Uterine sarcoma may be diagnosed, staged, and treated in the same surgery.
Surgery is used to diagnose, stage, and treat uterine sarcoma. During this surgery, the doctor removes as much of the cancer as possible. The following procedures may be used to diagnose, stage, and treat uterine sarcoma:
- Laparotomy: A surgical procedure in which an incision (cut) is made in the wall of the abdomen to check the inside of the abdomen for signs of disease. The size of the incision depends on the reason the laparotomy is being done. Sometimes organs are removed or tissue samples are taken and checked under a microscope for signs of disease.
Abdominal and pelvic washings: A procedure in which a saline solution is placed into the abdominal and pelvic body cavities. After a short time, the fluid is removed and viewed under a microscope to check for cancer cells.
- Total abdominal hysterectomy: A surgical procedure to remove the uterus and cervix through a large incision (cut) in the abdomen.
Bilateral salpingo-oophorectomy: Surgery to remove both ovaries and both fallopian tubes.
- Lymphadenectomy: A surgical procedure in which lymph nodes are removed and checked under a microscope for signs of cancer. For a regional lymphadenectomy, some of the lymph nodes in the tumor area are removed. For a radical lymphadenectomy, most or all of the lymph nodes in the tumor area are removed. This procedure is also called lymph node dissection.
Cancer spreads in the body through tissue, blood or lymph system. When cancer cells break away from the primary (original) tumor and travel through the lymph or blood to other places in the body, another (secondary) tumor may form. This process is called metastasis. The secondary (metastatic) tumor is the same type of cancer as the primary tumor. The following stages are used for uterine sarcoma:
In stage I, cancer is found in the uterus only. Stage I is divided into stage IA, stage IB, and stage IC, based on how far the cancer has spread.
- Stage IA: Cancer is in the endometrium only.
- Stage IB: Cancer has spread into the inner half of the myometrium (muscle layer of the uterus).
- Stage IC: Cancer has spread into the outer half of the myometrium.
In stage II, cancer has spread from the uterus to the cervix. Stage II is divided into stage IIA and stage IIB, based on how far the cancer has spread.

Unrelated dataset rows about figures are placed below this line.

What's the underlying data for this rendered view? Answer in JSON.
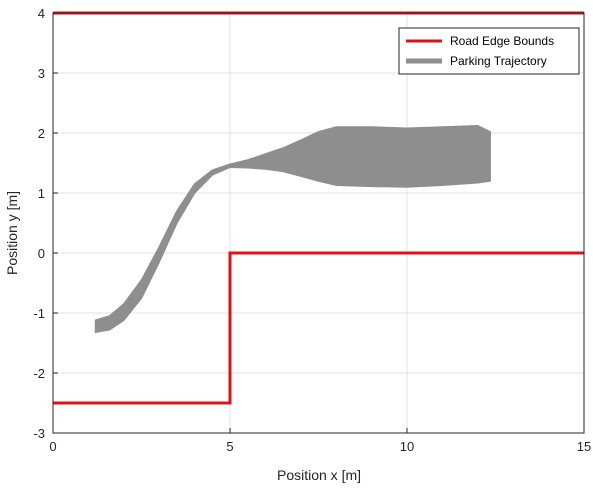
{
  "chart_data": {
    "type": "line",
    "xlabel": "Position x [m]",
    "ylabel": "Position y [m]",
    "xlim": [
      0,
      15
    ],
    "ylim": [
      -3,
      4
    ],
    "xticks": [
      0,
      5,
      10,
      15
    ],
    "yticks": [
      -3,
      -2,
      -1,
      0,
      1,
      2,
      3,
      4
    ],
    "grid": true,
    "legend_position": "top-right",
    "series": [
      {
        "name": "Road Edge Bounds",
        "color": "#e0101a",
        "segments": [
          [
            [
              0,
              4
            ],
            [
              15,
              4
            ]
          ],
          [
            [
              0,
              -2.5
            ],
            [
              5,
              -2.5
            ],
            [
              5,
              0
            ],
            [
              15,
              0
            ]
          ]
        ]
      },
      {
        "name": "Parking Trajectory",
        "color": "#8e8e8e",
        "envelope_upper": [
          [
            1.2,
            -1.12
          ],
          [
            1.6,
            -1.05
          ],
          [
            2.0,
            -0.85
          ],
          [
            2.5,
            -0.45
          ],
          [
            3.0,
            0.1
          ],
          [
            3.5,
            0.7
          ],
          [
            4.0,
            1.15
          ],
          [
            4.5,
            1.38
          ],
          [
            5.0,
            1.48
          ],
          [
            5.5,
            1.55
          ],
          [
            6.0,
            1.65
          ],
          [
            6.5,
            1.75
          ],
          [
            7.0,
            1.88
          ],
          [
            7.5,
            2.02
          ],
          [
            8.0,
            2.1
          ],
          [
            9.0,
            2.1
          ],
          [
            10.0,
            2.08
          ],
          [
            11.0,
            2.1
          ],
          [
            12.0,
            2.12
          ],
          [
            12.35,
            2.02
          ]
        ],
        "envelope_lower": [
          [
            12.35,
            1.2
          ],
          [
            12.0,
            1.17
          ],
          [
            11.0,
            1.13
          ],
          [
            10.0,
            1.1
          ],
          [
            9.0,
            1.11
          ],
          [
            8.0,
            1.13
          ],
          [
            7.5,
            1.2
          ],
          [
            7.0,
            1.28
          ],
          [
            6.5,
            1.36
          ],
          [
            6.0,
            1.4
          ],
          [
            5.5,
            1.42
          ],
          [
            5.0,
            1.43
          ],
          [
            4.5,
            1.3
          ],
          [
            4.0,
            1.0
          ],
          [
            3.5,
            0.5
          ],
          [
            3.0,
            -0.15
          ],
          [
            2.5,
            -0.75
          ],
          [
            2.0,
            -1.12
          ],
          [
            1.6,
            -1.28
          ],
          [
            1.2,
            -1.32
          ]
        ]
      }
    ]
  }
}
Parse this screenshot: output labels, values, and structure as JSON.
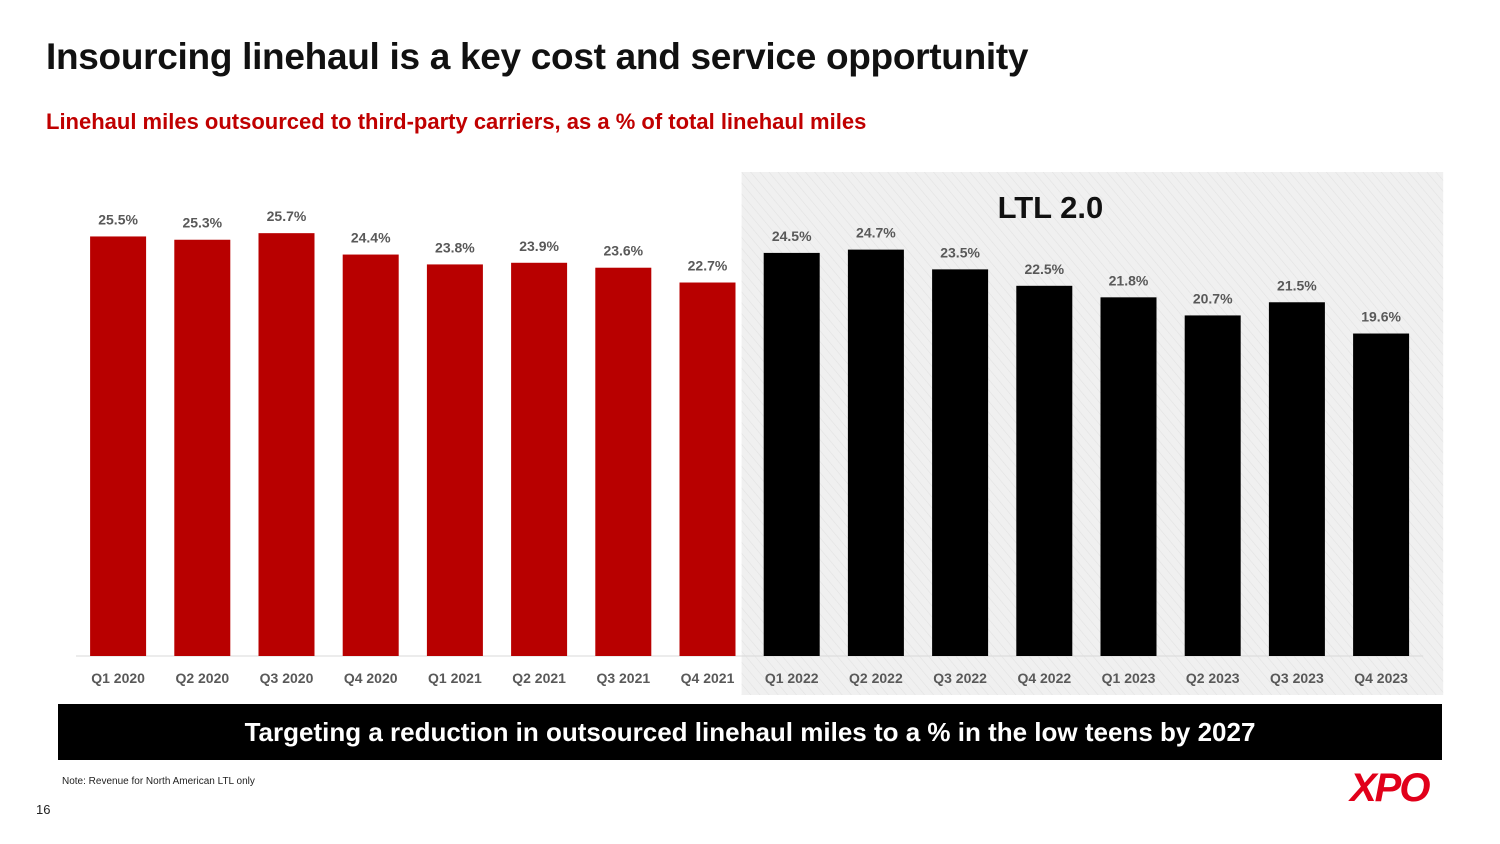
{
  "slide": {
    "title": "Insourcing linehaul is a key cost and service opportunity",
    "subtitle": "Linehaul miles outsourced to third-party carriers, as a % of total linehaul miles",
    "banner": "Targeting a reduction in outsourced linehaul miles to a % in the low teens by 2027",
    "note": "Note: Revenue for North American LTL only",
    "page_number": "16",
    "logo_text": "XPO"
  },
  "colors": {
    "pre_ltl": "#b80000",
    "ltl_2": "#000000",
    "highlight_bg": "#f0f0f0",
    "accent": "#c00000",
    "label": "#595959"
  },
  "chart_data": {
    "type": "bar",
    "title": "Linehaul miles outsourced to third-party carriers, as a % of total linehaul miles",
    "xlabel": "",
    "ylabel": "",
    "ylim": [
      0,
      26.5
    ],
    "unit": "%",
    "categories": [
      "Q1 2020",
      "Q2 2020",
      "Q3 2020",
      "Q4 2020",
      "Q1 2021",
      "Q2 2021",
      "Q3 2021",
      "Q4 2021",
      "Q1 2022",
      "Q2 2022",
      "Q3 2022",
      "Q4 2022",
      "Q1 2023",
      "Q2 2023",
      "Q3 2023",
      "Q4 2023"
    ],
    "values": [
      25.5,
      25.3,
      25.7,
      24.4,
      23.8,
      23.9,
      23.6,
      22.7,
      24.5,
      24.7,
      23.5,
      22.5,
      21.8,
      20.7,
      21.5,
      19.6
    ],
    "data_labels": [
      "25.5%",
      "25.3%",
      "25.7%",
      "24.4%",
      "23.8%",
      "23.9%",
      "23.6%",
      "22.7%",
      "24.5%",
      "24.7%",
      "23.5%",
      "22.5%",
      "21.8%",
      "20.7%",
      "21.5%",
      "19.6%"
    ],
    "groups": [
      "pre",
      "pre",
      "pre",
      "pre",
      "pre",
      "pre",
      "pre",
      "pre",
      "ltl2",
      "ltl2",
      "ltl2",
      "ltl2",
      "ltl2",
      "ltl2",
      "ltl2",
      "ltl2"
    ],
    "highlight_region": {
      "label": "LTL 2.0",
      "from_category": "Q1 2022",
      "to_category": "Q4 2023"
    },
    "grid": false,
    "legend": "none"
  }
}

- Stage IIA: Cancer has spread to the glands where the cervix and uterus meet.
- Stage IIB: Cancer has spread into the connective tissue of the cervix.
In stage III, cancer has spread beyond the uterus and cervix, but has not spread beyond the pelvis. Stage III is divided into stage IIIA and stage IIIB, based on how far the cancer has spread within the pelvis.

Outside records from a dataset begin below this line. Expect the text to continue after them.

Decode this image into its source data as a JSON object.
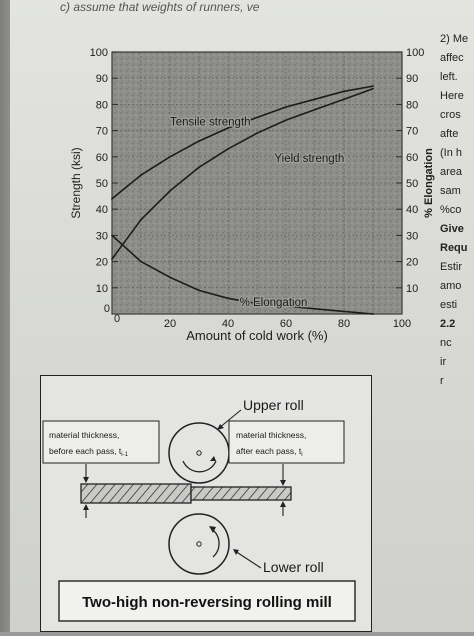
{
  "top_text": "c) assume that weights of runners, ve",
  "right_column": {
    "lines": [
      "2) Me",
      "affec",
      "left.",
      "Here",
      "cros",
      "afte",
      "(In h",
      "area",
      "sam",
      "%co",
      "Give",
      "Requ",
      "Estir",
      "amo",
      "esti",
      "2.2",
      "nc",
      "ir",
      "r"
    ]
  },
  "chart_data": {
    "type": "line",
    "xlabel": "Amount of cold work (%)",
    "ylabel": "Strength (ksi)",
    "y2label": "% Elongation",
    "xlim": [
      0,
      100
    ],
    "ylim": [
      0,
      100
    ],
    "x_ticks": [
      "20",
      "40",
      "60",
      "80",
      "100"
    ],
    "x_origin_label": "0",
    "y_ticks": [
      "10",
      "20",
      "30",
      "40",
      "50",
      "60",
      "70",
      "80",
      "90",
      "100"
    ],
    "y_origin_label": "0",
    "y2_ticks": [
      "10",
      "20",
      "30",
      "40",
      "50",
      "60",
      "70",
      "80",
      "90",
      "100"
    ],
    "grid": true,
    "series": [
      {
        "name": "Tensile strength",
        "x": [
          0,
          10,
          20,
          30,
          40,
          50,
          60,
          70,
          80,
          90
        ],
        "values": [
          44,
          53,
          60,
          66,
          71,
          75,
          79,
          82,
          85,
          87
        ]
      },
      {
        "name": "Yield strength",
        "x": [
          0,
          10,
          20,
          30,
          40,
          50,
          60,
          70,
          80,
          90
        ],
        "values": [
          21,
          36,
          47,
          56,
          63,
          69,
          74,
          78,
          82,
          86
        ]
      },
      {
        "name": "% Elongation",
        "x": [
          0,
          10,
          20,
          30,
          40,
          50,
          60,
          70,
          80,
          90
        ],
        "values": [
          30,
          20,
          14,
          9,
          6,
          4,
          3,
          2,
          1,
          0
        ]
      }
    ]
  },
  "mill": {
    "upper_roll": "Upper roll",
    "lower_roll": "Lower roll",
    "before_line1": "material thickness,",
    "before_line2": "before each pass, t",
    "before_sub": "i-1",
    "after_line1": "material thickness,",
    "after_line2": "after each pass, t",
    "after_sub": "i",
    "caption": "Two-high non-reversing rolling mill"
  }
}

- Stage IIIA: Cancer has spread to one or more of the following:
- the outermost layer of the uterus; and/or
- tissues just beyond the uterus; and/or
- the peritoneum.
- Stage IIIB: Cancer has spread to lymph nodes in the pelvis and/or near the uterus.

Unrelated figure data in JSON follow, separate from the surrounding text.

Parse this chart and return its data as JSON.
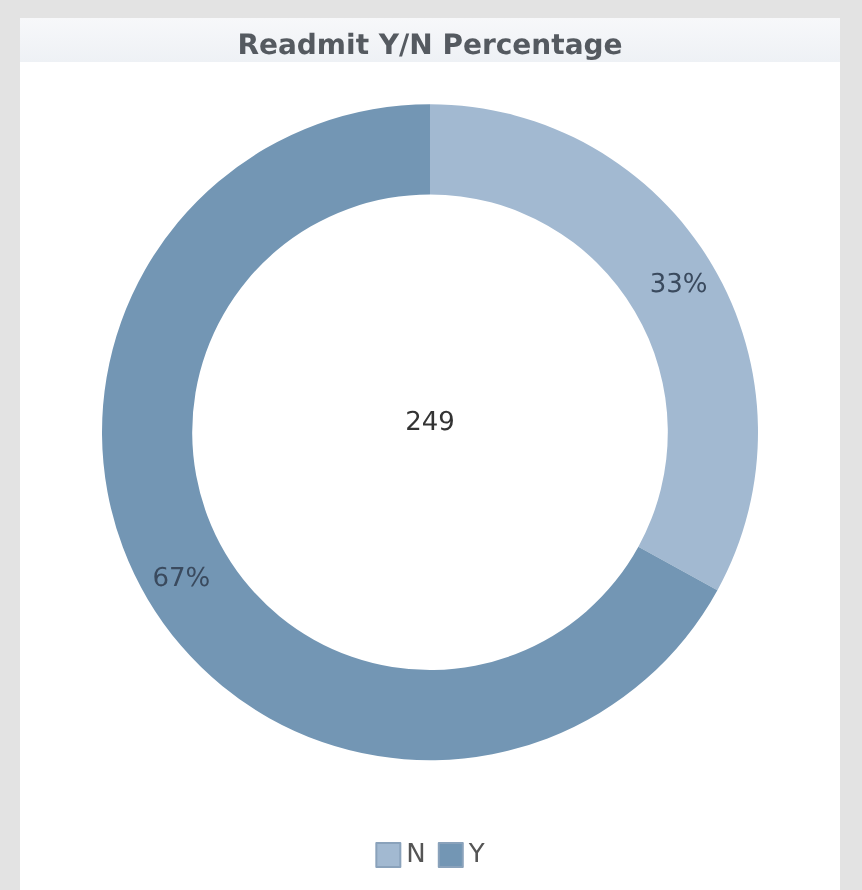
{
  "chart_data": {
    "type": "donut",
    "title": "Readmit Y/N Percentage",
    "categories": [
      "N",
      "Y"
    ],
    "values": [
      33,
      67
    ],
    "colors": [
      "#a2b9d1",
      "#7396b4"
    ],
    "value_labels": [
      "33%",
      "67%"
    ],
    "annotations": [
      "249"
    ],
    "legend": "bottom"
  }
}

In stage IV, cancer has spread beyond the pelvis. Stage IV is divided into stage IVA and stage IVB, based on how far the cancer has spread.
- Stage IVA: Cancer has spread to the lining of the bladder and/or bowel.
- Stage IVB: Cancer has spread to other parts of the body beyond the pelvis, including lymph nodes in the abdomen and/or groin.
Recurrent Uterine Sarcoma
Recurrent uterine sarcoma is cancer that has recurred (come back) after it has been treated. The cancer may come back in the uterus or in other parts of the body.